Requirement- SRE
Experience: 6+Years
Location : Pan India
Key responsibilities
Review Monitoring & alerts to provide recommendations for enhancement towards 360 coverage
Create dashboards, setup synthetic and real user monitoring, visualize large data sets with interactive custom dashboards, setup alerts, reports, self-remediation actions, leverage AIOps capabilities using APM tools.
Identify areas of automation for manual tasks and suggest utilities, solutions, and plan, which includes CI/CD implementation and best practices enforcement.
Review Reliability/Resiliency assessment strategy and results/observations to provide recommendations for improvement
Support reporting and tracking of reliability defects in the management platforms
Key Skills
Experience in Non-functional requirements management; gathering, determination, enforcement, assessment, and assurance
Should have experience handling distributed (preferably multi-cloud) infrastructure.
Should have worked on a minimum of 3 projects in performance monitoring of Applications / Infra Domain and Deployment
experience in APM tools & Cloud monitoring tools
Strong working knowledge of Git and code-review systems such as Gerrit, Bitbucket, and GitHub
Deeper understanding of SRE concepts such as SLO, SLI and error budgeting and knowledge on Change management, Agile, ITIL concepts, SOP creation, Life Cycle management is a Plus.

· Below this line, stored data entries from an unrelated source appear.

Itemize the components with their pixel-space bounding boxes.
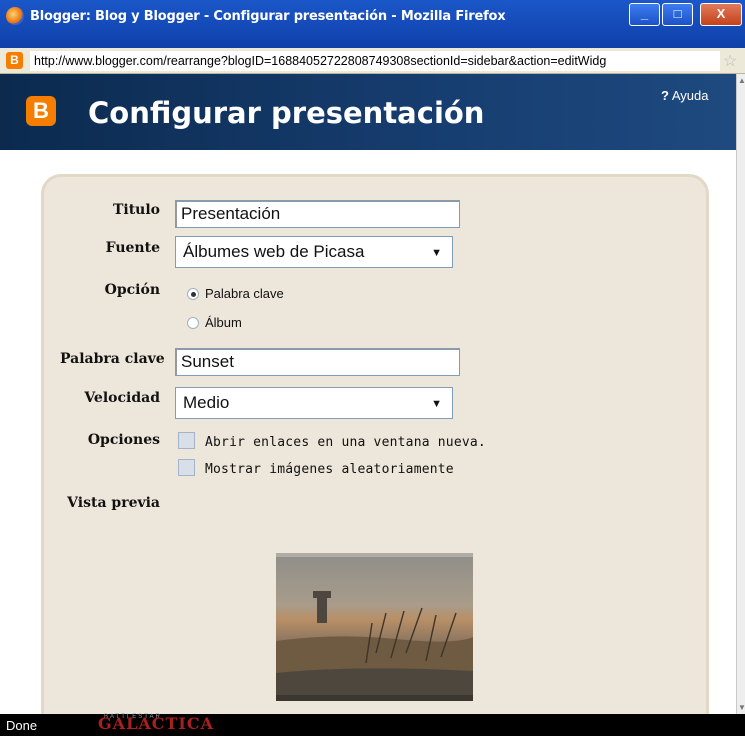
url-field[interactable]: http://www.blogger.com/rearrange?blogID=…	[30, 51, 720, 71]
scroll-up-icon[interactable]: ▲	[738, 76, 745, 85]
radio-palabra-clave-label: Palabra clave	[205, 286, 284, 301]
help-icon: ?	[661, 88, 669, 103]
vertical-scrollbar[interactable]: ▲ ▼	[736, 74, 745, 714]
titulo-input[interactable]: Presentación	[175, 200, 460, 228]
help-link[interactable]: ? Ayuda	[661, 88, 709, 103]
page-title: Configurar presentación	[88, 96, 485, 130]
firefox-icon	[6, 7, 24, 25]
titulo-label: Titulo	[112, 202, 160, 218]
scroll-down-icon[interactable]: ▼	[738, 703, 745, 712]
minimize-button[interactable]: _	[629, 3, 660, 26]
radio-album-label: Álbum	[205, 315, 242, 330]
preview-image	[276, 553, 473, 701]
close-button[interactable]: X	[700, 3, 742, 26]
vista-previa-label: Vista previa	[67, 495, 160, 511]
status-bar: Done BATTLESTAR GALACTICA	[0, 714, 745, 736]
blogger-header: B Configurar presentación ? Ayuda	[0, 74, 736, 150]
window-titlebar: Blogger: Blog y Blogger - Configurar pre…	[0, 0, 745, 50]
fuente-select[interactable]: Álbumes web de Picasa ▼	[175, 236, 453, 268]
chevron-down-icon: ▼	[431, 247, 442, 259]
chevron-down-icon: ▼	[431, 398, 442, 410]
checkbox-enlaces-label: Abrir enlaces en una ventana nueva.	[205, 435, 486, 450]
checkbox-aleatorio[interactable]	[178, 459, 195, 476]
blogger-logo-icon: B	[26, 96, 56, 126]
opcion-label: Opción	[104, 282, 160, 298]
galactica-logo: GALACTICA	[98, 714, 215, 733]
velocidad-label: Velocidad	[84, 390, 160, 406]
bookmark-star-icon[interactable]: ☆	[723, 51, 737, 71]
radio-palabra-clave[interactable]	[187, 288, 199, 300]
status-text: Done	[6, 718, 38, 733]
blogger-favicon-icon: B	[6, 52, 23, 69]
help-label: Ayuda	[671, 88, 709, 103]
sunset-field-image	[276, 553, 473, 701]
velocidad-select[interactable]: Medio ▼	[175, 387, 453, 419]
maximize-button[interactable]: □	[662, 3, 693, 26]
fuente-label: Fuente	[105, 240, 160, 256]
window-title: Blogger: Blog y Blogger - Configurar pre…	[30, 9, 506, 24]
checkbox-enlaces[interactable]	[178, 432, 195, 449]
checkbox-aleatorio-label: Mostrar imágenes aleatoriamente	[205, 462, 454, 477]
palabra-clave-label: Palabra clave	[60, 351, 165, 367]
page-viewport: B Configurar presentación ? Ayuda Titulo…	[0, 74, 736, 714]
fuente-select-value: Álbumes web de Picasa	[183, 242, 365, 261]
opciones-label: Opciones	[87, 432, 160, 448]
radio-album[interactable]	[187, 317, 199, 329]
palabra-clave-input[interactable]: Sunset	[175, 348, 460, 376]
address-bar: B http://www.blogger.com/rearrange?blogI…	[0, 48, 745, 74]
velocidad-select-value: Medio	[183, 393, 230, 412]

A deep understanding of CI/CD technologies & tools. Also, good understanding of AIOps
Good to have Skills
DevOps Tools Skills: Terraform/CloudFormation, Ansible, Chef, Puppet, Jenkins
APM Tools Skills: AppDynamics, Dynatrace, ELK, New Relic, eG Innovation, Splunk, BMC Trusight
Infra Tools Skills: Microfocus, SolarWinds
Cloud Monitoring tools: Cloud Watch, Azure App Insight, DataDog
Scripting Skills: Java Script, Python, Power Shell, Unix Shell
Fundamental Knowledge: Dockers, Kubernetes